All successful environmental campaigns resemble one another. All unsuccessful ones fail in their own unique way.
From company personnel officers to politicians, those who attend to official “complaints” say that people who present grievances and complaints almost never state the exact relief they seek. But agencies, legislators, and the entire American political process are organized to deal with people who seek specific solutions to specific problems. So being very specific about your goal helps everybody understand what you want—including your own volunteers.
Identify the goal of your campaign and put it in writing and know and state the specific relief you seek.
+ Agency X must withdraw proposal Y.
+ A deadline for an agency decision should be extended 90 days to allow more time for comments.
+ Reverse decision to cut 50 trees to make more parking.
+ A’s request for a zoning change must be denied.
Decide at the beginning of the campaign exactly what outcome you seek. It is often not enough to just be against something. You may also need to present an alternative. For example: we do not want an industrial park there; we want a nature preserve. We do not want a timber sale on that mountain; we want it set aside as open space. If you have an alternative that requires legislative action, have someone qualified prepare that alternative as a specific proposal or a piece of legislation.
Most activists in a campaign can usually agree on identifying the problem, but when real progress occurs and the other side is ready to settle, some campaigns unfortunately discover that their activists have real differences about what specific relief is acceptable.

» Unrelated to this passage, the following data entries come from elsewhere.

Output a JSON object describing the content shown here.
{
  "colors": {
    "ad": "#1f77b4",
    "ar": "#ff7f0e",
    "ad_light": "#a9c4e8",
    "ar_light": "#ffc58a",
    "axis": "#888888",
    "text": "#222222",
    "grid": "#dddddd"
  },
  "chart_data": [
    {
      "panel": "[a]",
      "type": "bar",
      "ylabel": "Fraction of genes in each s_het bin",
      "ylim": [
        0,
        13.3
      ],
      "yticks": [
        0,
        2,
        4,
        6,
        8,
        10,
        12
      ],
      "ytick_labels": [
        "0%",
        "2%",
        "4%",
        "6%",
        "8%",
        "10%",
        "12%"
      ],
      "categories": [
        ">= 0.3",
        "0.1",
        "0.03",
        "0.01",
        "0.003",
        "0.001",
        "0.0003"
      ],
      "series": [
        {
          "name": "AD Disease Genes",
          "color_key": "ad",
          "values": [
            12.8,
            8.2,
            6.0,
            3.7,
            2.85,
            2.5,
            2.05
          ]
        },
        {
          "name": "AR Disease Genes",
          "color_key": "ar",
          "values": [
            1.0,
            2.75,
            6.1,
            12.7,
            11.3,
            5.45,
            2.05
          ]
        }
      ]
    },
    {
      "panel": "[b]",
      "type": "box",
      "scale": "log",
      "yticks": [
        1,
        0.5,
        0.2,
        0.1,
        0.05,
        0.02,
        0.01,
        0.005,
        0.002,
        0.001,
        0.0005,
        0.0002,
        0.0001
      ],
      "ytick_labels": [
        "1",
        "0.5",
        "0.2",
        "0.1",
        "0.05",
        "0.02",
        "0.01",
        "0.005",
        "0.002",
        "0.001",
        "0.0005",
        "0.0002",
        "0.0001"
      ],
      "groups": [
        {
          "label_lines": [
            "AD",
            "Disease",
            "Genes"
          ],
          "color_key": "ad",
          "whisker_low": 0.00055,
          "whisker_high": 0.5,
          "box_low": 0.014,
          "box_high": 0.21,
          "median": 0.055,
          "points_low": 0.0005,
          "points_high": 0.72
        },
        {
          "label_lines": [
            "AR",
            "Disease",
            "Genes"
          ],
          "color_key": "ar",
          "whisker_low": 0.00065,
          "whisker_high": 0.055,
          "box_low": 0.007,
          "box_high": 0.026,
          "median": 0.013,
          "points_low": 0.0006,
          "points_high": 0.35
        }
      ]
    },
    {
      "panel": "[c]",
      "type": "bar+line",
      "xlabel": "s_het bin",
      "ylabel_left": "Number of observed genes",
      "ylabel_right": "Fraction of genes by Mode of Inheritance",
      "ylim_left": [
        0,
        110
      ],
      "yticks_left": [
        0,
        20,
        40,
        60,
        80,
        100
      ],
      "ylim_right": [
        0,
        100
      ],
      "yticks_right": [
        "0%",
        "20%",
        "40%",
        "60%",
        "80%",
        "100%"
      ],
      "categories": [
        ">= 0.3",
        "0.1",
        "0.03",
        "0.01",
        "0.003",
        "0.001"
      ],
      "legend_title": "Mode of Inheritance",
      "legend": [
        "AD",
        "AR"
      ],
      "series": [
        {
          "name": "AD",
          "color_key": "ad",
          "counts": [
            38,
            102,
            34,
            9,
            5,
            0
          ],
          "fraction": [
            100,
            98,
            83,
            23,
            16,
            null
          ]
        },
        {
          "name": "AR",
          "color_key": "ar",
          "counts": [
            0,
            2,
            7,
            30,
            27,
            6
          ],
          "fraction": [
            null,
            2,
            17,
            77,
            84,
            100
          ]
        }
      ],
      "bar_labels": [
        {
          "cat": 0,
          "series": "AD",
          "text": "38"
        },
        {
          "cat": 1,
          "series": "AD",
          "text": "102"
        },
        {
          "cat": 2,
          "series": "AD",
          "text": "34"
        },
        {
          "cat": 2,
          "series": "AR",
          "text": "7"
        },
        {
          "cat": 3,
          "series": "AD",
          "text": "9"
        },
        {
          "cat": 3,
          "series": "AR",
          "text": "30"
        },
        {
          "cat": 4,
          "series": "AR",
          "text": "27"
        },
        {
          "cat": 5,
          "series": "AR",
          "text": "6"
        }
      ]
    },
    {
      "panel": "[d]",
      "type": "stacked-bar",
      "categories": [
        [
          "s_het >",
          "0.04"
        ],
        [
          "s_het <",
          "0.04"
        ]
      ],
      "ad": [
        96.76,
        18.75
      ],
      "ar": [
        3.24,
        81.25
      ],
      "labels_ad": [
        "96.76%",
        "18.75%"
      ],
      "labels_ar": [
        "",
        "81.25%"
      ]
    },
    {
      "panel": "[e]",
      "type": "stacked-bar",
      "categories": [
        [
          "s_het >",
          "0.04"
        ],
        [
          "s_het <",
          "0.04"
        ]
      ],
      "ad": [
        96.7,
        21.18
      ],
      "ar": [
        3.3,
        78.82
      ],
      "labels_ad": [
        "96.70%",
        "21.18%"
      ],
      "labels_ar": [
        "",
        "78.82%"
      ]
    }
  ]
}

This is particularly important whenever an opposed project is an ‘attractive nuisance’ or has a socially positive component, such as filling a wetland to build a battered women’s shelter or cutting forests to provide jobs for minorities. The final stages of such campaigns can split a campaign wide apart as some activists support compromise measures while others hold out for complete abandonment.
Bad actors increasingly tend to include or involve socially attractive elements in their schemes so they can accuse opponents of sexism, ageism, colonialism, classism, racism, etc. Promoters of bad schemes have learned from watching debates within the progressive community that a certain percentage of environmental activists will withdraw at the first accusation of an ‘-ism.’ Just as a burglar might throw a juicy bone over the fence to distract the junkyard dogs, it is a rare developer these days who does not embed a recycling or daycare center, conceive a community garden, or earmark benefits for minorities in their schemes.
This is why in the end game of some campaigns, the intra-organizational conflicts among the good guys are more virulent than the inter-organizational conflicts between opposing sides.